Bloom Syndrome

Clinical characteristics: Bloom syndrome (BSyn) is characterized by severe pre- and postnatal growth deficiency, immune abnormalities, sensitivity to sunlight, insulin resistance, and a high risk for many cancers that occur at an early age. Despite their very small head circumference, most affected individuals have normal intellectual ability. Women may be fertile but often have early menopause, and men tend to be infertile, with only one confirmed case of paternity. Serious medical complications that are more common than in the general population and that also appear at unusually early ages include cancer of a wide variety of types and anatomic sites, diabetes mellitus as a result of insulin resistance, chronic obstructive pulmonary disease, and hypothyroidism.

Diagnosis/testing: The diagnosis of BSyn is established in a proband with characteristic clinical features and biallelic pathogenic variants in BLM identified by molecular genetic testing.

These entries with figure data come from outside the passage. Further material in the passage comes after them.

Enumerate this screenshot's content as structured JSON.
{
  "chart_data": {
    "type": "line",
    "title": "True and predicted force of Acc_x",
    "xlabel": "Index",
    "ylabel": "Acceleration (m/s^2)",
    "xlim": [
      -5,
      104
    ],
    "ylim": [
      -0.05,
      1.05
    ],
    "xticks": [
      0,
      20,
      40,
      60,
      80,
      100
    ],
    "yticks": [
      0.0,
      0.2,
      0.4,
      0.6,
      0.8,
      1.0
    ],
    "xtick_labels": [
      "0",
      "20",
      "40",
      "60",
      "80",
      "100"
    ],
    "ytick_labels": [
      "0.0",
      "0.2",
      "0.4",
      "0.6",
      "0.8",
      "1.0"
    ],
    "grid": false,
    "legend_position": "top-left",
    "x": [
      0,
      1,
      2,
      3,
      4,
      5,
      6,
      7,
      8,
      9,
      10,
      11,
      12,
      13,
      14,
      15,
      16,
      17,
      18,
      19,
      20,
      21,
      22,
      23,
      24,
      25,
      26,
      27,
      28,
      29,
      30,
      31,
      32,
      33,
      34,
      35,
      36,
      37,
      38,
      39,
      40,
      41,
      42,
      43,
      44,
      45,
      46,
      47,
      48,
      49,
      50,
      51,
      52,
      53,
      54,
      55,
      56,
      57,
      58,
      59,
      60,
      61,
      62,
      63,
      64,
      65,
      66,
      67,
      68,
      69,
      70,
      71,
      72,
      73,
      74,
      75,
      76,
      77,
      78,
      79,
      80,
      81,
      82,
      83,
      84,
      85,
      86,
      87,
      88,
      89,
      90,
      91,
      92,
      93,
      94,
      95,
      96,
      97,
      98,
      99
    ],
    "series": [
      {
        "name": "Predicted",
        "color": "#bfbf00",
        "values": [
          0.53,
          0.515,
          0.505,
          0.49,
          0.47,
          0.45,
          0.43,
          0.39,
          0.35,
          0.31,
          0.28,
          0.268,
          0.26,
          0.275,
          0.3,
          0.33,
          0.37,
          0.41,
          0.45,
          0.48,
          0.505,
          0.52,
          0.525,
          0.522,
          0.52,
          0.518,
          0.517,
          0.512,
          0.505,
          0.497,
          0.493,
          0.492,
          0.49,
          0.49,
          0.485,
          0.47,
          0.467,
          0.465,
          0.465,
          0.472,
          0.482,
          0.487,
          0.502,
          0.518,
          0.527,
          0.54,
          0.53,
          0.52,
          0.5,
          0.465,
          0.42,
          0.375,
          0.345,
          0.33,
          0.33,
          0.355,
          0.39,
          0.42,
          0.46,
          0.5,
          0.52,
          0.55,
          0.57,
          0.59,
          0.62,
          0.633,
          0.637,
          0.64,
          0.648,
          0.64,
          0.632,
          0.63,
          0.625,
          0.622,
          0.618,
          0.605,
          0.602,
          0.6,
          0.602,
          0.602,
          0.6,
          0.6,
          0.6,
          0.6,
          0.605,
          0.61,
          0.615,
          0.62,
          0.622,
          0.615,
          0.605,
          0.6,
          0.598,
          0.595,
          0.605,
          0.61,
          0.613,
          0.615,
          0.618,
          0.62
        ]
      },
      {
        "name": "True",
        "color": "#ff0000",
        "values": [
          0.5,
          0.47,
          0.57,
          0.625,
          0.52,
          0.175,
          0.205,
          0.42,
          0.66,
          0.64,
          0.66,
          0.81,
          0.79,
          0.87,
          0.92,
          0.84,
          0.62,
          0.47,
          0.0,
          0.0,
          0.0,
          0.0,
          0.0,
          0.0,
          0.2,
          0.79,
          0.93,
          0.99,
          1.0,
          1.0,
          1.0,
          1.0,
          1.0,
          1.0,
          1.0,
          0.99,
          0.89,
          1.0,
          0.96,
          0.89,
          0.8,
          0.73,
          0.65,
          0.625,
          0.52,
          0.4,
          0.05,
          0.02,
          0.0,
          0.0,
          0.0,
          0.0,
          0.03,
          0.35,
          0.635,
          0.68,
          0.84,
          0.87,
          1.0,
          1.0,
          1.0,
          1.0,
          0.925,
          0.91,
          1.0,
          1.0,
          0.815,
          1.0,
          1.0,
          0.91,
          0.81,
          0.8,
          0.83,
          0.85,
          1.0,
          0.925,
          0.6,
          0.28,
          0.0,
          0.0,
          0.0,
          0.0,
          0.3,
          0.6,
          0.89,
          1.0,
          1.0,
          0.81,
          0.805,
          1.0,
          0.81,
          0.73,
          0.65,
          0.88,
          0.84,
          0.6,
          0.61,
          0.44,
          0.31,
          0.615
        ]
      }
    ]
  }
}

Management: Treatment of manifestations: Increased-calorie-density formulas and foods may promote weight gain; consultation with gastroenterologist or feeding specialist and treatment for gastroesophageal reflux disease as needed; standard dietary treatment for dyslipidemia. Skin protection, including avoiding excessive sun exposure, sun-protective clothing and broad-brimmed hat, UV-blocking sunglasses, and use of broad-spectrum sunscreen with SPF of at least 30; standard treatment of skin cancers. Individuals with recurrent infections and defects in humoral immunity may be treated with immunoglobulins to decrease frequency and severity of infections. Developmental services and educational support as needed. In persons with cancer, modification of chemotherapy dosage and duration per oncologist. Fertility treatments as needed; standard treatment of diabetes mellitus and hypothyroidism. Cough assist devices, vibration vests, and daily nasal lavage for mucociliary clearance for bronchiectasis.

Surveillance: Monitor growth, feeding, and for gastroesophageal reflux at each visit throughout childhood; annual lipid profile beginning at age ten years. Skin exam with a dermatologist upon recognition of suspicious skin lesions and annually thereafter. Assess for recurrent, severe, or opportunistic infections at each visit. Developmental, neurobehavioral, and psychological assessment as needed. Clinical assessment for hematuria and/or abdominal mass and abdominal ultrasound examination every three months until age eight years for Wilms tumor. Screening and family education regarding signs and symptoms of leukemia and lymphoma at every health visit. Whole-body MRI every one to two years beginning at age 12 to 13 years for risk of lymphoma. Annual colonoscopy beginning at age ten to 12 years. Fecal immunochemical testing every six months beginning at age ten to 12 years. Annual breast MRI in women beginning at age 18 years. Annual fasting blood glucose and hemoglobin A1c beginning at age ten years. Annual serum TSH with reflex to thyroxine beginning at age ten years. Assess for recurrent and/or chronic pulmonary disease at each visit.

Agents/circumstances to avoid: Sun exposure to the face and other exposed skin, particularly in infancy and early childhood, should be avoided. Exposure to ionizing radiation should be minimized. Dose reductions and shortened courses of chemotherapy when needed to avoid significant side effects and toxicity (including secondary malignancies). Alkylating agents and radiation therapy are considered high risk and are avoided when possible in those with BSyn.

Evaluation of relatives at risk: It is appropriate to evaluate sibs of a proband in order to identify as early as possible those who would benefit from avoidance of sun exposure and early surveillance for cancer.

Genetic counseling: BSyn is inherited in an autosomal recessive manner. If both parents are known to be heterozygous for a BLM pathogenic variant, each sib of an affected individual has at conception a 25% chance of inheriting biallelic pathogenic variants and being affected, a 50% chance of being a heterozygote (carrier), and a 25% chance of inheriting neither of the familial pathogenic variants. Heterozygotes (carriers) are not at risk of developing BSyn; the cancer risk of heterozygotes as a group remains unclear. Once the BLM pathogenic variants have been identified in an affected family member, prenatal and preimplantation genetic testing are possible. BSyn is included on most expanded carrier screening panels.